Doctoral Dissertations

Orcid ID

0000-0002-5986-5768

Date of Award

5-2023

Degree Type

Dissertation

Degree Name

Doctor of Philosophy

Major

Environmental Engineering

Major Professor

Joshua S. Fu

Committee Members

Chris Cox, Shuai Li, Russell Zaretzki

Abstract

Air pollution has been a significant health risk factor at a regional and global scale. Although the present method can provide assessment indices like exposure risks or air pollutant concentrations for air quality management, the modeling estimations still remain non-negligible bias which could deviate from reality and limit the effectiveness of emission control strategies to reduce air pollution and derive health benefits. The current development in air quality management is still impeded by two major obstacles: (1) biased air quality concentrations from air quality models and (2) inaccurate exposure risk estimations

Inspired by more available and overwhelming data, machine learning techniques provide promising opportunities to solve the above-mentioned obstacles and bridge the gap between model results and reality. This dissertation illustrates three machine learning applications to strengthen air quality management: (1) identifying heterogeneous exposure risk to air pollutants among diverse urbanization levels, (2) correcting modeled air pollutant concentrations and quantifying the bias of sources from model inputs, and (3) examine nonlinear air pollutant responses to local emissions.
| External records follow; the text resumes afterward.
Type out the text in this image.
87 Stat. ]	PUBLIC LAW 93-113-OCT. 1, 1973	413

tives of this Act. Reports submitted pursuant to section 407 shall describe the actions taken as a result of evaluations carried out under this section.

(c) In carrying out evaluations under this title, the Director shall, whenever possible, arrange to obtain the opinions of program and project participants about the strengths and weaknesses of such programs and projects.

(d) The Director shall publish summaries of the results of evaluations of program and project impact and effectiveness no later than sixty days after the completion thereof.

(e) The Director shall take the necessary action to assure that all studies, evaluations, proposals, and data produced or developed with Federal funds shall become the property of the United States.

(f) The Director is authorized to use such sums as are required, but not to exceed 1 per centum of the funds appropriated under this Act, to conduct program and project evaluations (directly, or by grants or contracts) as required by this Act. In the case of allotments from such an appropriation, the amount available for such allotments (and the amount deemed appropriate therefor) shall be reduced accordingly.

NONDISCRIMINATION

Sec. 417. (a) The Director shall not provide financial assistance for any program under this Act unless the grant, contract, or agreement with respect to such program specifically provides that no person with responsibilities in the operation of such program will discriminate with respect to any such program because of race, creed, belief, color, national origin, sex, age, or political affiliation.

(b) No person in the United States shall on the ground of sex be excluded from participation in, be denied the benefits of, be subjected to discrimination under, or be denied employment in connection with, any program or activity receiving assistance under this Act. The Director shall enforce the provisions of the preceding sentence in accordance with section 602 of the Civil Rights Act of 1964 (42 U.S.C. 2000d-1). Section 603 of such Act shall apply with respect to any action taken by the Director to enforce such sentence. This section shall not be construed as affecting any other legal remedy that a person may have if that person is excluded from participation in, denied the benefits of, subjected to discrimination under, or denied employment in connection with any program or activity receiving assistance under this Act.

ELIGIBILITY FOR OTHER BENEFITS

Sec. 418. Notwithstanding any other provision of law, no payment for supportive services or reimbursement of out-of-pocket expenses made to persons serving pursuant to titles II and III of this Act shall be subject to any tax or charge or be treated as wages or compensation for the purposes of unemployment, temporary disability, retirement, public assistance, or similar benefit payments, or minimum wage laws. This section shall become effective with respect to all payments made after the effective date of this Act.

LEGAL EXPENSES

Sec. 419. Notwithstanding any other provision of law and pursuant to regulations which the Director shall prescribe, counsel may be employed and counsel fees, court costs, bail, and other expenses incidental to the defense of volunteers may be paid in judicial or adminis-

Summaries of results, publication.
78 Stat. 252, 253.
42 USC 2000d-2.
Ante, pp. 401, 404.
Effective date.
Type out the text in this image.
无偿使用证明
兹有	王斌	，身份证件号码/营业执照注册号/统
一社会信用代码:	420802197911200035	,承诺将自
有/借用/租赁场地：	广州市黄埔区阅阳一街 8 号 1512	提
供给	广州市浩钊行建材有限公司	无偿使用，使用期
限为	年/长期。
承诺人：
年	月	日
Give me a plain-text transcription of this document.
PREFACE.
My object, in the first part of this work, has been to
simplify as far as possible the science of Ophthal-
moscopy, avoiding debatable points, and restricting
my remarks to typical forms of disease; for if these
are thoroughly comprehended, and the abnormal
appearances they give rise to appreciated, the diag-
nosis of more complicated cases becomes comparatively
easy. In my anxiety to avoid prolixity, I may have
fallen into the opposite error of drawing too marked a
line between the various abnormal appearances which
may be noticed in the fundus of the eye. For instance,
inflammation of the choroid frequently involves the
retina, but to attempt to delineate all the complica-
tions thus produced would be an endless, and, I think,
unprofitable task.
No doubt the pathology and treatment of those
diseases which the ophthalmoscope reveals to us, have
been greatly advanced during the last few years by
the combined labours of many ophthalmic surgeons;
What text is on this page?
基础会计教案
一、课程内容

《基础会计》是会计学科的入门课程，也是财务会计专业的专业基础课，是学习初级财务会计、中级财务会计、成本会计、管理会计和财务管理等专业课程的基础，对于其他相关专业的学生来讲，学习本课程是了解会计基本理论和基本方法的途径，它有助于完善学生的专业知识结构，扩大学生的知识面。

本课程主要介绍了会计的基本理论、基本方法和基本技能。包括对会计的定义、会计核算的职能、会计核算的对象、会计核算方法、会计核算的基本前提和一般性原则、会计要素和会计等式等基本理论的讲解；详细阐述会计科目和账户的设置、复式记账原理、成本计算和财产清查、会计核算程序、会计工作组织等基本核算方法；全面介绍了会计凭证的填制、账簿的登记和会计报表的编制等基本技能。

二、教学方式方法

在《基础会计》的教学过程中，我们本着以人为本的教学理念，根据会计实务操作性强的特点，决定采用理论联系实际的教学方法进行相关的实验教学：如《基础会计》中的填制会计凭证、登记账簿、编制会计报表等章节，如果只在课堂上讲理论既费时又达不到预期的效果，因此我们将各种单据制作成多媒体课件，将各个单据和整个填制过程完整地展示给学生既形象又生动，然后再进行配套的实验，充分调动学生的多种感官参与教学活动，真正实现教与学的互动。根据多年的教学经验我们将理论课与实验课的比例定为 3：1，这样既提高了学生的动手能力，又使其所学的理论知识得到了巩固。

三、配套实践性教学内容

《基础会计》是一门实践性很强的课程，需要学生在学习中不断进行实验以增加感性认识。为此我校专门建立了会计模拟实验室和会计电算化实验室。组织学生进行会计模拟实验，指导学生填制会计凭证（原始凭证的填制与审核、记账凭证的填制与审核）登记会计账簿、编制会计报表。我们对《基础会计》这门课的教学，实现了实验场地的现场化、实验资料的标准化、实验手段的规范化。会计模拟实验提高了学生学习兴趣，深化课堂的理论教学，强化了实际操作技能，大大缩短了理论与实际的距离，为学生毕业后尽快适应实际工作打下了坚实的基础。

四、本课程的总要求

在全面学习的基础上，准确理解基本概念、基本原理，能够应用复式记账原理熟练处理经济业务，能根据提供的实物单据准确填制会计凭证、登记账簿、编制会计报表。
This dissertation uses Taiwan as a case study, due to its well-established hospital data, emission inventory, and air quality monitoring network.

In conclusion, although ML models have become common in atmospheric and environmental health science in recent years, the modeling processes and output interpretation should rely on interdisciplinary professions and judgment. Except for meeting the basic modeling performance, future ML applications in atmospheric and environmental health science should provide interpretability and explainability in terms of human-environment interactions and interpretable physical/chemical mechanisms. Such applications are expected to feedback to traditional methods and deepen our understanding of environmental science.